Easy Vegan Pumpkin Bean Chili Recipe


Take a break from your pumpkin carving to enjoy this hearty chili. Adzuki beans originate in East Asia and the Himalayas are nutrient packed source of fiber and protein that are said to have a warming effect on the body – perfect for the autumn and winter months. Enjoy with a dollop of vegan sour cream (vegan mayo and lemon juice), a sprinkle of toasted pumpkin seeds and garnish with a sprig of cilantro.

6 cups
1 tablespoon cup Natural Grocers coconut oil
1 cup diced yellow onion
5 organic garlic cloves, pressed or minced
8 ounces soy tempeh, finely chopped
1 (15-ounce) can adzuki beans, or 1 ½ cups cooked
1 (15-ounce) can Natural Grocers Organic Fire Roasted Tomatoes, or 1 ½ cups diced fresh tomatoes
1 teaspoon chili powder
1⁄4 teaspoon chipotle chile powder
1⁄2 teaspoon ground cumin
1 cup water, or vegetable stock
1⁄2 cup Natural Grocers Organic Canned Pumpkin, or 1 ½ cups roasted and cubed pumpkin
2 tablespoons freshly squeezed lime juice
1⁄2 teaspoon sea salt, or to taste
1 tablespoon wheat-free tamari
2 tablespoons minced cilantro
  1. Add the coconut oil to a medium-sized pot set over medium-high heat. When the coconut oil has melted and is hot, add the onion and cook for 3 minutes, stirring occasionally. Add the garlic and tempeh and cook for another 3 minutes, stirring frequently. Reduce heat to medium.

  2. Add the adzuki beans, fire roasted tomatoes, chili powder, chipotle powder, and cumin, and cook for 15 minutes, stirring occasionally.

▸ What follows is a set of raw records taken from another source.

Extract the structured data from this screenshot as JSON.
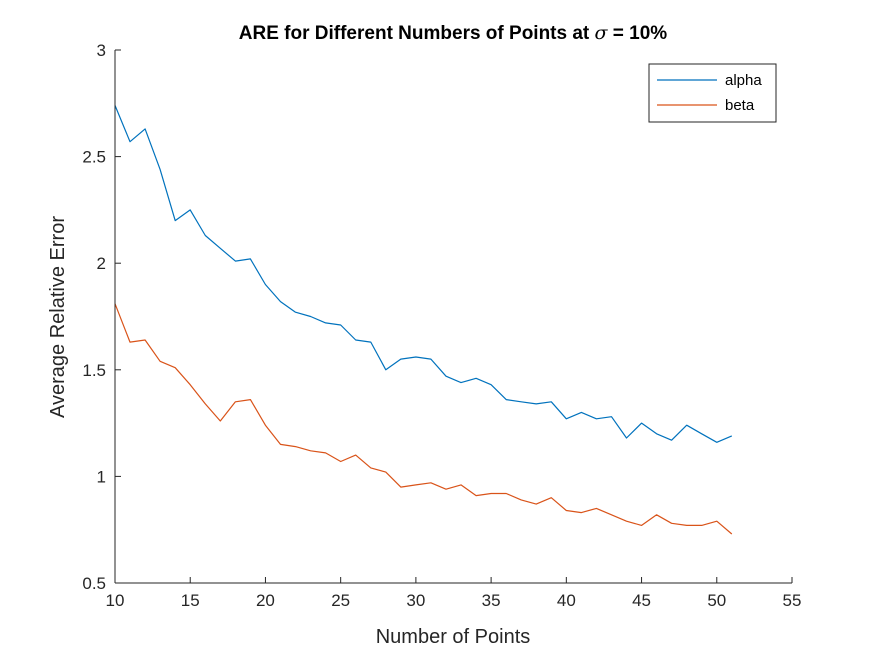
{
  "chart_data": {
    "type": "line",
    "title_prefix": "ARE for Different Numbers of Points at ",
    "title_symbol": "σ",
    "title_suffix": " = 10%",
    "xlabel": "Number of Points",
    "ylabel": "Average Relative Error",
    "xlim": [
      10,
      55
    ],
    "ylim": [
      0.5,
      3
    ],
    "xticks": [
      10,
      15,
      20,
      25,
      30,
      35,
      40,
      45,
      50,
      55
    ],
    "yticks": [
      0.5,
      1,
      1.5,
      2,
      2.5,
      3
    ],
    "xtick_labels": [
      "10",
      "15",
      "20",
      "25",
      "30",
      "35",
      "40",
      "45",
      "50",
      "55"
    ],
    "ytick_labels": [
      "0.5",
      "1",
      "1.5",
      "2",
      "2.5",
      "3"
    ],
    "grid": false,
    "legend_position": "top-right",
    "x": [
      10,
      11,
      12,
      13,
      14,
      15,
      16,
      17,
      18,
      19,
      20,
      21,
      22,
      23,
      24,
      25,
      26,
      27,
      28,
      29,
      30,
      31,
      32,
      33,
      34,
      35,
      36,
      37,
      38,
      39,
      40,
      41,
      42,
      43,
      44,
      45,
      46,
      47,
      48,
      49,
      50,
      51
    ],
    "series": [
      {
        "name": "alpha",
        "color": "#0072BD",
        "values": [
          2.74,
          2.57,
          2.63,
          2.44,
          2.2,
          2.25,
          2.13,
          2.07,
          2.01,
          2.02,
          1.9,
          1.82,
          1.77,
          1.75,
          1.72,
          1.71,
          1.64,
          1.63,
          1.5,
          1.55,
          1.56,
          1.55,
          1.47,
          1.44,
          1.46,
          1.43,
          1.36,
          1.35,
          1.34,
          1.35,
          1.27,
          1.3,
          1.27,
          1.28,
          1.18,
          1.25,
          1.2,
          1.17,
          1.24,
          1.2,
          1.16,
          1.19
        ]
      },
      {
        "name": "beta",
        "color": "#D95319",
        "values": [
          1.81,
          1.63,
          1.64,
          1.54,
          1.51,
          1.43,
          1.34,
          1.26,
          1.35,
          1.36,
          1.24,
          1.15,
          1.14,
          1.12,
          1.11,
          1.07,
          1.1,
          1.04,
          1.02,
          0.95,
          0.96,
          0.97,
          0.94,
          0.96,
          0.91,
          0.92,
          0.92,
          0.89,
          0.87,
          0.9,
          0.84,
          0.83,
          0.85,
          0.82,
          0.79,
          0.77,
          0.82,
          0.78,
          0.77,
          0.77,
          0.79,
          0.73
        ]
      }
    ]
  }
}
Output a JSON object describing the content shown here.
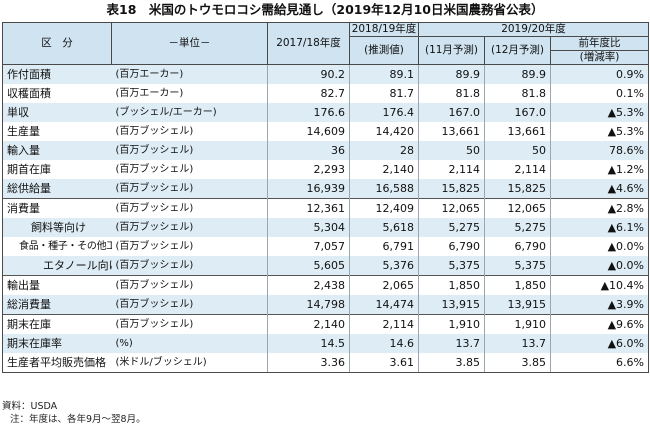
{
  "title": "表18　米国のトウモロコシ需給見通し（2019年12月10日米国農務省公表）",
  "header": {
    "kubun": "区　分",
    "unit": "－単位－",
    "col1": "2017/18年度",
    "col2_year": "2018/19年度",
    "col2_sub": "(推測値)",
    "col3_year": "2019/20年度",
    "col3a": "(11月予測)",
    "col3b": "(12月予測)",
    "col4_line1": "前年度比",
    "col4_line2": "(増減率)"
  },
  "rows": [
    {
      "item": "作付面積",
      "unit": "(百万エーカー)",
      "v1": "90.2",
      "v2": "89.1",
      "v3": "89.9",
      "v4": "89.9",
      "chg": "0.9%"
    },
    {
      "item": "収穫面積",
      "unit": "(百万エーカー)",
      "v1": "82.7",
      "v2": "81.7",
      "v3": "81.8",
      "v4": "81.8",
      "chg": "0.1%"
    },
    {
      "item": "単収",
      "unit": "(ブッシェル/エーカー)",
      "v1": "176.6",
      "v2": "176.4",
      "v3": "167.0",
      "v4": "167.0",
      "chg": "▲5.3%"
    },
    {
      "item": "生産量",
      "unit": "(百万ブッシェル)",
      "v1": "14,609",
      "v2": "14,420",
      "v3": "13,661",
      "v4": "13,661",
      "chg": "▲5.3%"
    },
    {
      "item": "輸入量",
      "unit": "(百万ブッシェル)",
      "v1": "36",
      "v2": "28",
      "v3": "50",
      "v4": "50",
      "chg": "78.6%"
    },
    {
      "item": "期首在庫",
      "unit": "(百万ブッシェル)",
      "v1": "2,293",
      "v2": "2,140",
      "v3": "2,114",
      "v4": "2,114",
      "chg": "▲1.2%"
    },
    {
      "item": "総供給量",
      "unit": "(百万ブッシェル)",
      "v1": "16,939",
      "v2": "16,588",
      "v3": "15,825",
      "v4": "15,825",
      "chg": "▲4.6%"
    },
    {
      "item": "消費量",
      "unit": "(百万ブッシェル)",
      "v1": "12,361",
      "v2": "12,409",
      "v3": "12,065",
      "v4": "12,065",
      "chg": "▲2.8%"
    },
    {
      "item": "飼料等向け",
      "unit": "(百万ブッシェル)",
      "v1": "5,304",
      "v2": "5,618",
      "v3": "5,275",
      "v4": "5,275",
      "chg": "▲6.1%"
    },
    {
      "item": "食品・種子・その他工業向け",
      "unit": "(百万ブッシェル)",
      "v1": "7,057",
      "v2": "6,791",
      "v3": "6,790",
      "v4": "6,790",
      "chg": "▲0.0%"
    },
    {
      "item": "エタノール向け",
      "unit": "(百万ブッシェル)",
      "v1": "5,605",
      "v2": "5,376",
      "v3": "5,375",
      "v4": "5,375",
      "chg": "▲0.0%"
    },
    {
      "item": "輸出量",
      "unit": "(百万ブッシェル)",
      "v1": "2,438",
      "v2": "2,065",
      "v3": "1,850",
      "v4": "1,850",
      "chg": "▲10.4%"
    },
    {
      "item": "総消費量",
      "unit": "(百万ブッシェル)",
      "v1": "14,798",
      "v2": "14,474",
      "v3": "13,915",
      "v4": "13,915",
      "chg": "▲3.9%"
    },
    {
      "item": "期末在庫",
      "unit": "(百万ブッシェル)",
      "v1": "2,140",
      "v2": "2,114",
      "v3": "1,910",
      "v4": "1,910",
      "chg": "▲9.6%"
    },
    {
      "item": "期末在庫率",
      "unit": "(%)",
      "v1": "14.5",
      "v2": "14.6",
      "v3": "13.7",
      "v4": "13.7",
      "chg": "▲6.0%"
    },
    {
      "item": "生産者平均販売価格",
      "unit": "(米ドル/ブッシェル)",
      "v1": "3.36",
      "v2": "3.61",
      "v3": "3.85",
      "v4": "3.85",
      "chg": "6.6%"
    }
  ],
  "notes": {
    "source": "資料：USDA",
    "note": "注：年度は、各年9月～翌8月。"
  }
}
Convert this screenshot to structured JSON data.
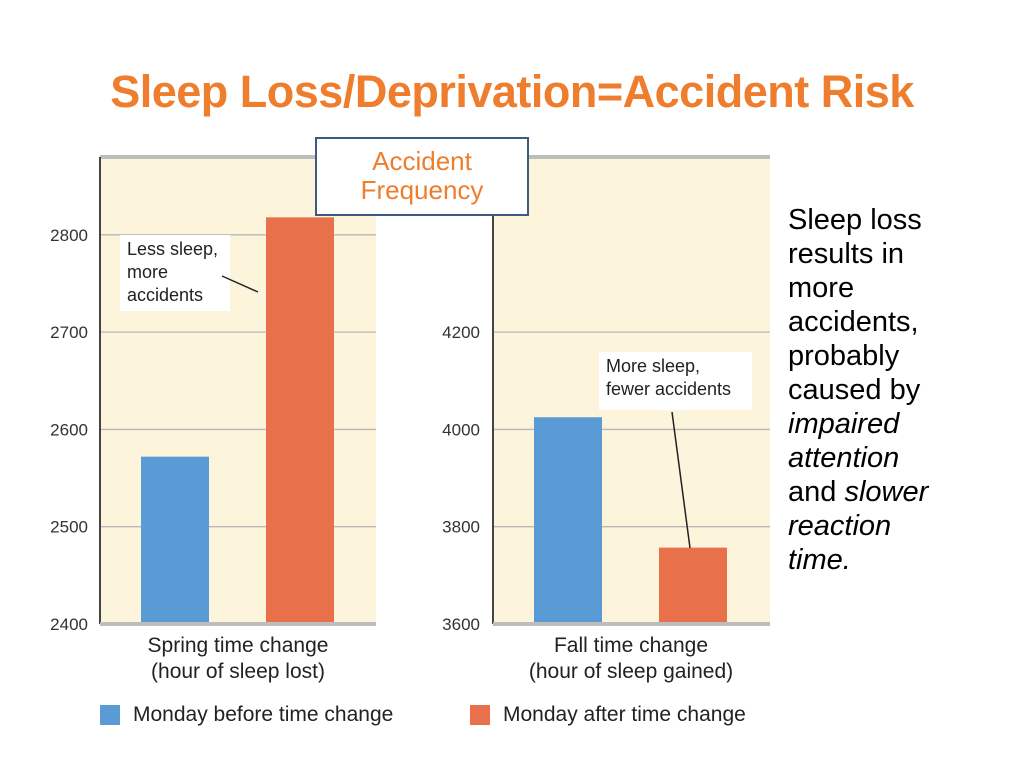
{
  "slide": {
    "title": "Sleep Loss/Deprivation=Accident Risk",
    "ylabel_box": [
      "Accident",
      "Frequency"
    ],
    "side_text": [
      {
        "text": "Sleep loss",
        "italic": false
      },
      {
        "text": "results in",
        "italic": false
      },
      {
        "text": "more",
        "italic": false
      },
      {
        "text": "accidents,",
        "italic": false
      },
      {
        "text": "probably",
        "italic": false
      },
      {
        "text": "caused by",
        "italic": false
      },
      {
        "text": "impaired",
        "italic": true
      },
      {
        "text": "attention",
        "italic": true
      },
      {
        "text": "and ",
        "italic": false,
        "append": "slower",
        "append_italic": true
      },
      {
        "text": "reaction",
        "italic": true
      },
      {
        "text": "time.",
        "italic": true
      }
    ]
  },
  "legend": [
    {
      "label": "Monday before time change",
      "color": "#5b9bd5"
    },
    {
      "label": "Monday after time change",
      "color": "#e8704a"
    }
  ],
  "colors": {
    "background_panel": "#fdf4dc",
    "grid": "#b8b8b8",
    "before": "#5b9bd5",
    "after": "#e8704a",
    "title": "#ef7d2e"
  },
  "chart_data": [
    {
      "type": "bar",
      "xlabel": [
        "Spring time change",
        "(hour of sleep lost)"
      ],
      "ylim": [
        2400,
        2880
      ],
      "yticks": [
        2400,
        2500,
        2600,
        2700,
        2800
      ],
      "series": [
        {
          "name": "Monday before time change",
          "values": [
            2572
          ]
        },
        {
          "name": "Monday after time change",
          "values": [
            2818
          ]
        }
      ],
      "annotation": [
        "Less sleep,",
        "more",
        "accidents"
      ]
    },
    {
      "type": "bar",
      "xlabel": [
        "Fall time change",
        "(hour of sleep gained)"
      ],
      "ylim": [
        3600,
        4560
      ],
      "yticks": [
        3600,
        3800,
        4000,
        4200
      ],
      "series": [
        {
          "name": "Monday before time change",
          "values": [
            4025
          ]
        },
        {
          "name": "Monday after time change",
          "values": [
            3757
          ]
        }
      ],
      "annotation": [
        "More sleep,",
        "fewer accidents"
      ]
    }
  ]
}
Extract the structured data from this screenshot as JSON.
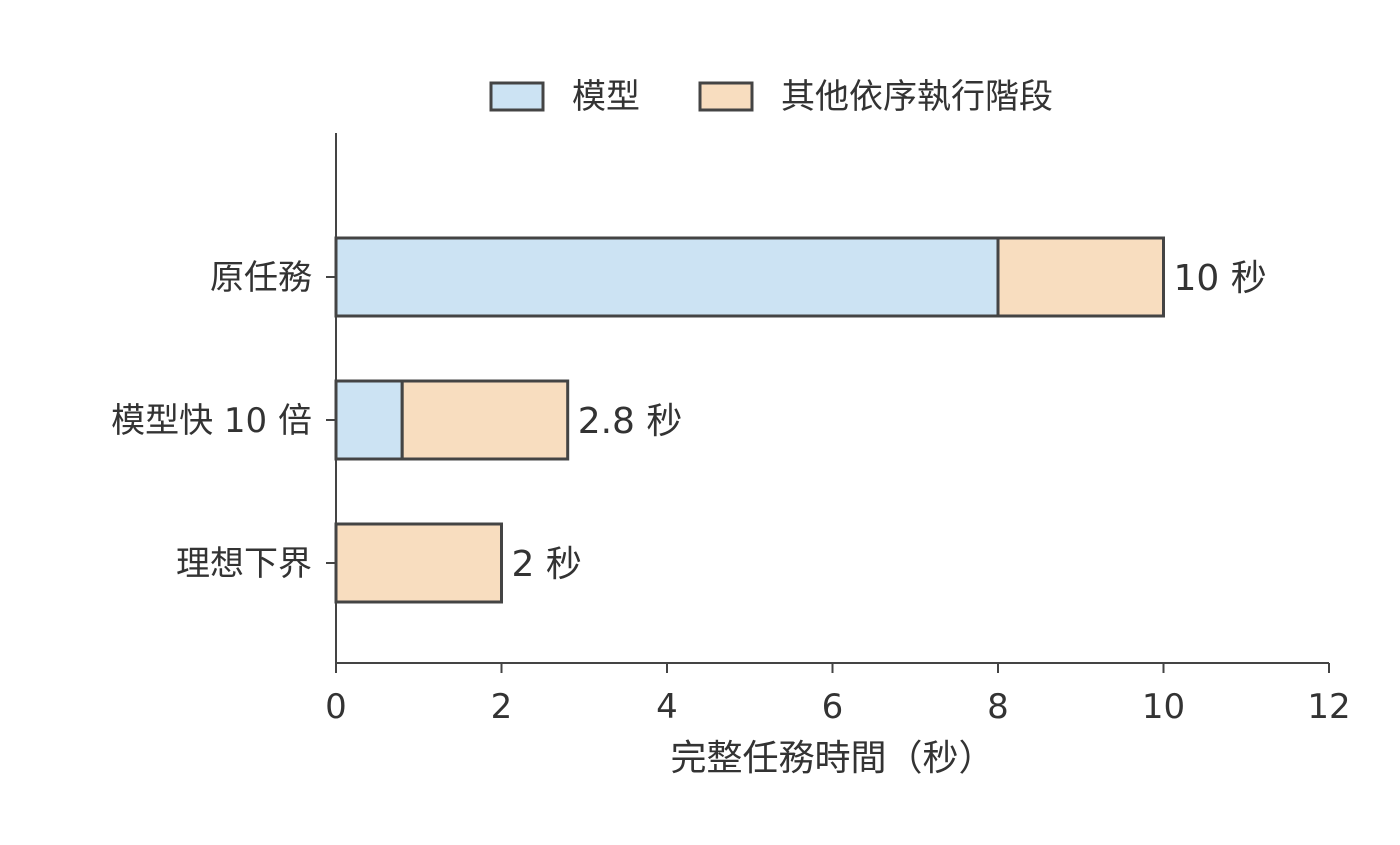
{
  "chart_data": {
    "type": "bar",
    "orientation": "horizontal",
    "stacked": true,
    "categories": [
      "原任務",
      "模型快 10 倍",
      "理想下界"
    ],
    "series": [
      {
        "name": "模型",
        "values": [
          8,
          0.8,
          0
        ],
        "color": "#cce3f3"
      },
      {
        "name": "其他依序執行階段",
        "values": [
          2,
          2,
          2
        ],
        "color": "#f8ddbf"
      }
    ],
    "data_labels": [
      "10 秒",
      "2.8 秒",
      "2 秒"
    ],
    "xlabel": "完整任務時間（秒）",
    "ylabel": "",
    "xlim": [
      0,
      12
    ],
    "xticks": [
      0,
      2,
      4,
      6,
      8,
      10,
      12
    ],
    "xtick_labels": [
      "0",
      "2",
      "4",
      "6",
      "8",
      "10",
      "12"
    ],
    "grid": false,
    "legend_position": "top-center",
    "edge_color": "#444444"
  }
}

Add the water or stock, pumpkin, lime juice, salt, and tamari, and stir to combine. Cook for 5 minutes. Add the cilantro and stir well before serving.


To roast the pumpkin, preheat an oven to 400°F. Carefully slice the pumpkin into halves or quarters and remove the seeds. Place on a baking sheet with approximately ½-inch of water. Roast until just tender, approximately 35 minutes, depending on the size of the pumpkin. Do not overcook. Allow to cool and scoop out the flesh. Cut into ½-inch pieces for use in this recipe. You can also substitute the pumpkin with squash such as butternut, buttercup, or kabocha.

Method 2: Instead of roasting the pumpkin, you can peel and chop the pumpkin into 1-inch cubes. Add along with the tempeh, and cook for an additional 20 minutes.